The Doctor Luke’s owner said he visited Muise’s home but never threatened him or attempted to break into his home.

“I saw this video and received several messages from people in the community about it. I was angry. I was mad. I went to his house. I have a history with him because he came (to Doctor Luke) when he was getting espresso, so I know him a little bit. I thought I could talk to him about it and try to change his mind or get him to delete some of these videos. I was angry, but I didn’t try to force myself into his house. I didn’t try to physically threaten him.
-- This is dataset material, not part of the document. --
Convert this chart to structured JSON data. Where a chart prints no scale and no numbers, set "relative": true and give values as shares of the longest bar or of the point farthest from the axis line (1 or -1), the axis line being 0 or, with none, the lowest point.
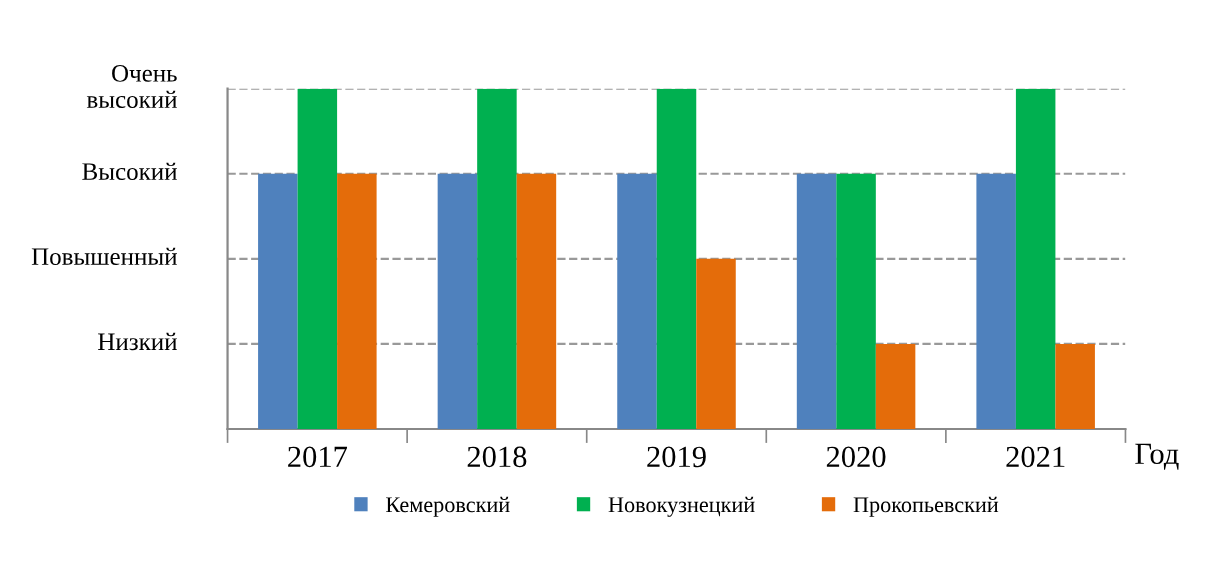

I was just upset.”

Muise said he had to cement his statue of the Virgin Mary to the ground after it was stolen several times and that people drove past his home, threatened him and painted over religious messages and crosses outside his home.

“I love Jesus Christ and I am sorry that these young people are hurting themselves because they are in a very dysphoric state. You have a mental illness,” he said.

“I put up the cross to remind people that there is good in life and that there was one human who walked this earth who died for all and was peaceful, loving and caring. That’s what I want to be.”

Two crosses on a power pole on Townsend Street in Sydney.  Chris Connors/Cape Breton Post
Two crosses on a power pole on Townsend Street in Sydney. Chris Connors/Cape Breton Post

‘It’s a sin’

Muise describes himself as a “traditional Catholic” and said he opposes homosexuality and transgender rights, but the crosses are not an expression of those beliefs.

“I think it’s a sin in the eyes of God,” he said.

“I have my opinions, they have theirs. I’m not in her face. I don’t go to her door, knock on her door and say conversion.”

McDougall said Muise could believe what he liked, but property damage and threats were unacceptable.

“You are free to believe and worship whatever you want in Canada – that’s your prerogative – but if you break a law, you break a law,” she said. “So defacing public and private property is a violation of the law. When you start threatening individuals, telling them to take care of them and making them feel unsafe, that’s a big problem. If you’re constantly harassing people, again very problematic. My hope through all of this is that he is honestly able to access the resources he needs to ensure he has everything he needs, the care he needs and the support he needs takes to stop it.”

Chris Connors is a corporate reporter at the Cape Breton Post.